But this is all I've got. I can't give any more than these three events. Sorry, the actual mothering of the children is more important than showing you how I'm mothering these children.

I don't want input from people who did such a rotten job these children were taken into care by the state. I don't want to assuage the feelings of messed up people who will only ever have unhealthy, high-drama relationships their whole lives.

The key issue here is that I regularly send pictures, along with cute notes about what was going on, to Grandma and Aunt. And they have told others that they get these pictures. So then Grandpa and Ex-Step-Grandpa have started asking why they can't have pictures, too.

And I don't have a good answer for them. It's stupidly easy to click on their names when sharing pictures and sometimes I do. But I don't want to.

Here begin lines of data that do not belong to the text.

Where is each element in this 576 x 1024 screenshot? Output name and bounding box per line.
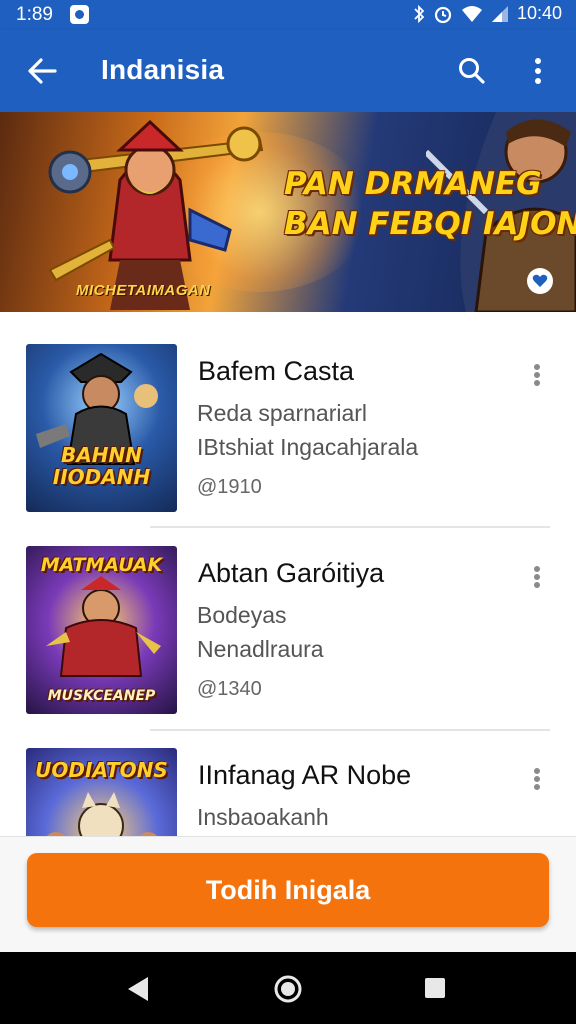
banner-headline-line2: BAN FEBQI IAJON bbox=[284, 206, 576, 242]
nav-back-icon[interactable] bbox=[126, 976, 150, 1002]
nav-home-icon[interactable] bbox=[273, 974, 303, 1004]
item-menu-dot bbox=[534, 574, 540, 580]
thumbnail-title: BAHNN IIODANH bbox=[26, 444, 177, 488]
item-menu-dot bbox=[534, 364, 540, 370]
list-item[interactable]: BAHNN IIODANH Bafem Casta Reda sparnaria… bbox=[0, 312, 576, 514]
list-item[interactable]: MATMAUAK MUSKCEANEP Abtan Garóitiya Bode… bbox=[0, 514, 576, 716]
game-description: IBtshiat Ingacahjarala bbox=[197, 434, 419, 460]
status-time-right: 10:40 bbox=[516, 3, 562, 23]
thumbnail-title-text: BAHNN IIODANH bbox=[52, 443, 151, 489]
thumbnail-title: MATMAUAK bbox=[40, 554, 163, 576]
app-bar: Indanisia bbox=[0, 30, 576, 112]
heart-icon bbox=[532, 274, 548, 287]
game-subtitle: Insbaoakanh bbox=[197, 804, 329, 830]
nav-recents-icon[interactable] bbox=[425, 978, 445, 998]
banner-headline: PAN DRMANEG BAN FEBQI IAJON bbox=[284, 164, 576, 244]
banner-headline-line1: PAN DRMANEG bbox=[284, 166, 542, 202]
game-subtitle: Bodeyas bbox=[197, 602, 287, 628]
item-menu-dot bbox=[534, 582, 540, 588]
game-thumbnail[interactable]: BAHNN IIODANH bbox=[26, 344, 177, 512]
overflow-menu-button[interactable] bbox=[520, 51, 556, 91]
thumbnail-title: UODIATONS bbox=[35, 758, 168, 782]
status-time-left: 1:89 bbox=[16, 4, 53, 25]
status-icons: 10:40 bbox=[413, 3, 562, 24]
alarm-icon bbox=[434, 6, 452, 23]
item-menu-dot bbox=[534, 768, 540, 774]
wifi-icon bbox=[461, 5, 482, 22]
signal-icon bbox=[491, 5, 508, 22]
more-vert-icon bbox=[535, 58, 541, 84]
game-description: Nenadlraura bbox=[197, 636, 324, 662]
page-title: Indanisia bbox=[101, 54, 225, 85]
item-menu-dot bbox=[534, 776, 540, 782]
featured-banner[interactable]: PAN DRMANEG BAN FEBQI IAJON MICHETAIMAGA… bbox=[0, 112, 576, 312]
banner-caption: MICHETAIMAGAN bbox=[76, 282, 211, 299]
item-menu-dot bbox=[534, 372, 540, 378]
favorite-button[interactable] bbox=[527, 268, 553, 294]
game-name: Bafem Casta bbox=[198, 356, 355, 386]
system-nav-bar bbox=[0, 952, 576, 1024]
status-bar: 1:89 10:40 bbox=[0, 0, 576, 30]
game-name: IInfanag AR Nobe bbox=[198, 760, 412, 790]
item-menu-dot bbox=[534, 380, 540, 386]
primary-action-button[interactable]: Todih Inigala bbox=[27, 853, 549, 927]
item-menu-button[interactable] bbox=[526, 562, 548, 592]
thumbnail-footer: MUSKCEANEP bbox=[47, 688, 156, 704]
arrow-back-icon bbox=[28, 58, 57, 84]
game-name: Abtan Garóitiya bbox=[198, 558, 385, 588]
back-button[interactable] bbox=[22, 51, 62, 91]
item-menu-button[interactable] bbox=[526, 764, 548, 794]
game-meta: @1340 bbox=[197, 678, 262, 700]
game-meta: @1910 bbox=[197, 476, 262, 498]
game-subtitle: Reda sparnariarl bbox=[197, 400, 368, 426]
item-menu-button[interactable] bbox=[526, 360, 548, 390]
notification-icon bbox=[70, 5, 89, 24]
search-icon bbox=[459, 58, 485, 84]
bluetooth-icon bbox=[414, 4, 425, 23]
game-thumbnail[interactable]: MATMAUAK MUSKCEANEP bbox=[26, 546, 177, 714]
search-button[interactable] bbox=[452, 51, 492, 91]
item-menu-dot bbox=[534, 566, 540, 572]
item-menu-dot bbox=[534, 784, 540, 790]
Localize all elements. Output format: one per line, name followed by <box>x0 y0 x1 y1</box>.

Because...? Because...? It's so hard to put into words. I guess it's just because I don't want to let them in. Or rather, I don't want them to start thinking they're in.

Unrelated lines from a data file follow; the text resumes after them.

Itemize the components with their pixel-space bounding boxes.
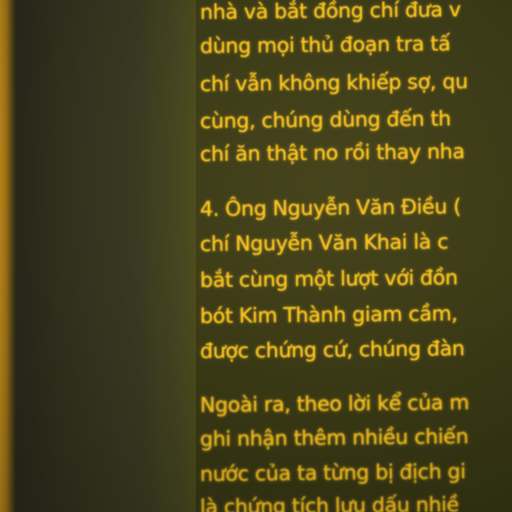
text-line: bót Kim Thành giam cầm, [199, 301, 458, 328]
text-line: cùng, chúng dùng đến th [199, 106, 451, 133]
text-line: chí vẫn không khiếp sợ, qu [199, 69, 468, 96]
text-line: Ngoài ra, theo lời kể của m [199, 390, 470, 417]
text-line: nhà và bắt đồng chí đưa v [199, 0, 461, 24]
text-line: chí Nguyễn Văn Khai là c [199, 229, 449, 256]
text-line: là chứng tích lưu dấu nhiề [199, 492, 459, 512]
text-line: bắt cùng một lượt với đồn [199, 265, 458, 292]
text-line: 4. Ông Nguyễn Văn Điều ( [199, 194, 462, 221]
text-line: ghi nhận thêm nhiều chiến [199, 424, 469, 451]
text-line: chí ăn thật no rồi thay nha [199, 139, 465, 166]
photo-scene: nhà và bắt đồng chí đưa v dùng mọi thủ đ… [0, 0, 512, 512]
text-line: nước của ta từng bị địch gi [199, 459, 466, 486]
text-line: dùng mọi thủ đoạn tra tấ [199, 31, 451, 58]
frame-edge [0, 0, 16, 512]
text-line: được chứng cứ, chúng đàn [199, 336, 465, 363]
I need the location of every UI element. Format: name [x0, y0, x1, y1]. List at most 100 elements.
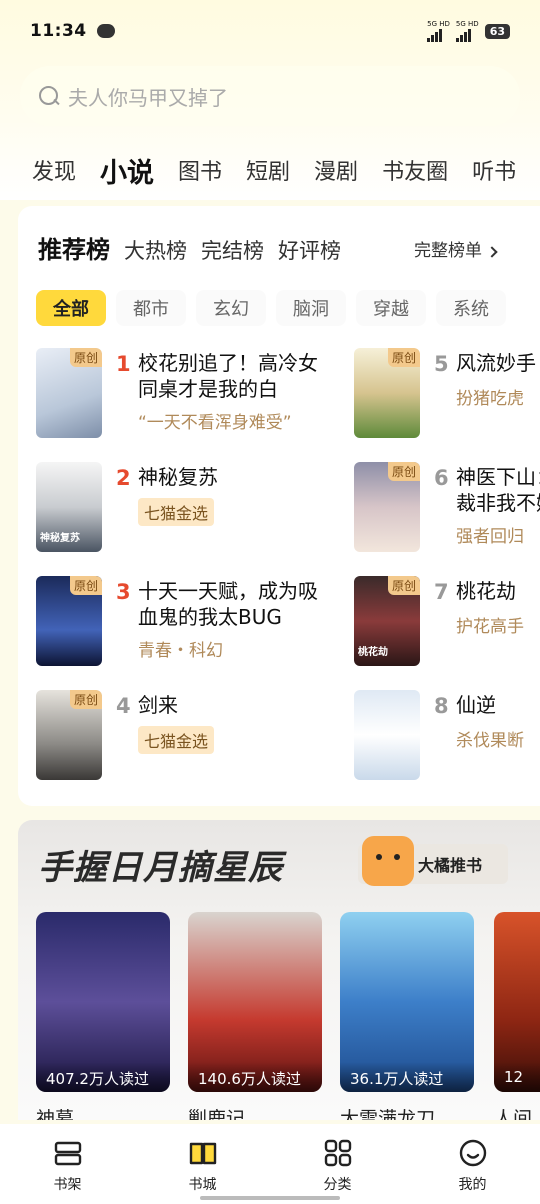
- chip-fantasy[interactable]: 玄幻: [196, 290, 266, 326]
- ranking-book-2[interactable]: 神秘复苏 2 神秘复苏 七猫金选: [36, 462, 286, 562]
- tab-discover[interactable]: 发现: [0, 154, 88, 186]
- nav-profile[interactable]: 我的: [405, 1124, 540, 1204]
- original-tag: 原创: [387, 576, 420, 595]
- promo-title: 手握日月摘星辰: [38, 848, 283, 888]
- cover-text: 桃花劫: [358, 647, 388, 658]
- chip-system[interactable]: 系统: [436, 290, 506, 326]
- promo-book-1[interactable]: 407.2万人读过 神墓: [36, 912, 170, 1120]
- promo-brand-label: 大橘推书: [418, 856, 483, 875]
- tab-recommended[interactable]: 推荐榜: [38, 230, 110, 265]
- promo-book-2[interactable]: 140.6万人读过 剿鹿记: [188, 912, 322, 1120]
- rank-number: 7: [434, 580, 449, 604]
- full-ranking-label: 完整榜单: [414, 241, 482, 261]
- battery-icon: 63: [484, 23, 510, 39]
- book-title: 神墓: [36, 1108, 75, 1120]
- book-title: 人间: [494, 1108, 533, 1120]
- book-subtitle: “一天不看浑身难受”: [138, 413, 292, 433]
- open-book-icon: [189, 1142, 216, 1165]
- ranking-card: 推荐榜 大热榜 完结榜 好评榜 完整榜单 全部 都市 玄幻 脑洞 穿越 系统 原…: [18, 206, 540, 806]
- nav-bookshelf[interactable]: 书架: [0, 1124, 135, 1204]
- book-subtitle: 护花高手: [456, 617, 524, 637]
- tab-hot[interactable]: 大热榜: [124, 235, 187, 265]
- original-tag: 原创: [69, 690, 102, 709]
- search-bar[interactable]: 夫人你马甲又掉了: [20, 66, 520, 126]
- book-cover: [354, 690, 420, 780]
- book-cover: 原创: [36, 348, 102, 438]
- nav-categories[interactable]: 分类: [270, 1124, 405, 1204]
- tab-top-rated[interactable]: 好评榜: [278, 235, 341, 265]
- orange-cat-icon: [362, 836, 414, 886]
- full-ranking-link[interactable]: 完整榜单: [414, 236, 498, 261]
- tab-novel[interactable]: 小说: [88, 151, 166, 190]
- book-cover: 原创: [36, 576, 102, 666]
- promo-book-3[interactable]: 36.1万人读过 大雪满龙刀: [340, 912, 474, 1120]
- home-indicator[interactable]: [200, 1196, 340, 1200]
- tab-books[interactable]: 图书: [166, 154, 234, 186]
- rank-number: 4: [116, 694, 131, 718]
- original-tag: 原创: [69, 348, 102, 367]
- network-label-1: 5G HD: [427, 20, 450, 28]
- chip-time-travel[interactable]: 穿越: [356, 290, 426, 326]
- tab-short-drama[interactable]: 短剧: [234, 154, 302, 186]
- book-cover: 神秘复苏: [36, 462, 102, 552]
- book-title: 十天一天赋，成为吸血鬼的我太BUG: [138, 579, 318, 629]
- tab-book-friends[interactable]: 书友圈: [370, 154, 460, 186]
- chip-brainhole[interactable]: 脑洞: [276, 290, 346, 326]
- promo-brand-button[interactable]: 大橘推书: [358, 836, 508, 886]
- rank-number: 5: [434, 352, 449, 376]
- book-title: 仙逆: [456, 693, 496, 717]
- promo-book-4[interactable]: 12 人间: [494, 912, 540, 1120]
- chevron-right-icon: [486, 246, 498, 258]
- read-count: 12: [494, 1062, 540, 1092]
- rank-number: 1: [116, 352, 131, 376]
- rank-number: 2: [116, 466, 131, 490]
- cover-text: 神秘复苏: [40, 533, 80, 544]
- read-count: 36.1万人读过: [340, 1062, 474, 1092]
- status-bar: 11:34 5G HD 5G HD 63: [0, 0, 540, 62]
- tab-audiobooks[interactable]: 听书: [460, 154, 528, 186]
- book-cover: 原创 桃花劫: [354, 576, 420, 666]
- book-cover: 36.1万人读过: [340, 912, 474, 1092]
- smiley-icon: [459, 1139, 486, 1167]
- grid-icon: [324, 1139, 351, 1167]
- original-tag: 原创: [387, 348, 420, 367]
- bottom-navigation: 书架 书城 分类 我的: [0, 1124, 540, 1204]
- book-title: 剑来: [138, 693, 178, 717]
- chip-all[interactable]: 全部: [36, 290, 106, 326]
- genre-chips: 全部 都市 玄幻 脑洞 穿越 系统: [36, 290, 506, 326]
- original-tag: 原创: [387, 462, 420, 481]
- book-title: 桃花劫: [456, 579, 516, 603]
- nav-label: 书架: [53, 1177, 82, 1193]
- tab-comic-drama[interactable]: 漫剧: [302, 154, 370, 186]
- book-title: 神医下山：总裁非我不嫁: [456, 465, 540, 515]
- signal-icon: 5G HD: [427, 20, 450, 42]
- book-subtitle: 青春・科幻: [138, 641, 223, 661]
- rank-number: 8: [434, 694, 449, 718]
- tab-completed[interactable]: 完结榜: [201, 235, 264, 265]
- book-cover: 原创: [354, 462, 420, 552]
- ranking-book-5[interactable]: 原创 5 风流妙手 扮猪吃虎: [354, 348, 540, 448]
- book-cover: 原创: [36, 690, 102, 780]
- nav-label: 书城: [188, 1177, 217, 1193]
- book-title: 校花别追了！高冷女同桌才是我的白: [138, 351, 318, 401]
- ranking-tabs: 推荐榜 大热榜 完结榜 好评榜: [38, 230, 341, 265]
- nav-bookstore[interactable]: 书城: [135, 1124, 270, 1204]
- book-subtitle: 强者回归: [456, 527, 524, 547]
- ranking-book-8[interactable]: 8 仙逆 杀伐果断: [354, 690, 540, 790]
- search-placeholder: 夫人你马甲又掉了: [68, 85, 228, 110]
- rank-number: 3: [116, 580, 131, 604]
- book-title: 神秘复苏: [138, 465, 218, 489]
- book-subtitle: 扮猪吃虎: [456, 389, 524, 409]
- original-tag: 原创: [69, 576, 102, 595]
- ranking-book-1[interactable]: 原创 1 校花别追了！高冷女同桌才是我的白 “一天不看浑身难受”: [36, 348, 318, 448]
- book-cover: 原创: [354, 348, 420, 438]
- read-count: 140.6万人读过: [188, 1062, 322, 1092]
- ranking-book-3[interactable]: 原创 3 十天一天赋，成为吸血鬼的我太BUG 青春・科幻: [36, 576, 318, 676]
- ranking-book-6[interactable]: 原创 6 神医下山：总裁非我不嫁 强者回归: [354, 462, 540, 562]
- chip-urban[interactable]: 都市: [116, 290, 186, 326]
- ranking-book-7[interactable]: 原创 桃花劫 7 桃花劫 护花高手: [354, 576, 540, 676]
- gold-pick-badge: 七猫金选: [138, 498, 215, 526]
- book-title: 剿鹿记: [188, 1108, 246, 1120]
- gold-pick-badge: 七猫金选: [138, 726, 215, 754]
- ranking-book-4[interactable]: 原创 4 剑来 七猫金选: [36, 690, 286, 790]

I don't want to open a door where next they'll be asking to attend more than just birthdays. I don't want to manage and haul around even five extra people at every event in the girls' lives. Because these people are So. Much. Work.

They can't use GPS; their car dies; they don't know how to act in public; they need a smoke; they lost their phone; they didn't have cash for the park entrance fee, etc. etc. etc.

In a perfect world I've have the energy for everyone. But I don't. I have five kids and a husband. Just getting dinner on the table most nights is all I really need to be focusing on. Again, the actual mothering of these children, plus three others, must take precedence over arranging playdates in a park with adults who can't stay married, keep kids safe, or even hold down minimum wage jobs.

Yes, I'm judgy. But I have good reason. I'm the one helping a little girl unravel the trauma inflicted upon her while in the care of some of these people (because it wasn't just the bio parents caring for them 24/7. Heck, bio dad was in jail for most of their lives.)

But I suppose I do owe them an explanation. Theo and I should try to have an honest conversation where we thoughtfully and kindly commit to what we will do, while honestly conveying what we won't do. We should be the mature grown-ups and model this. I think we will...eventually.

But maybe after the adoption is finalized? I kinda want the authority to say--this is our family's plan because this is what we believe is in the girls' best interests. Our decision is final.

I value the help they'll be to the girls eventually. I do not have the energy to manage their crises right now. Can't everyone just understand that?!?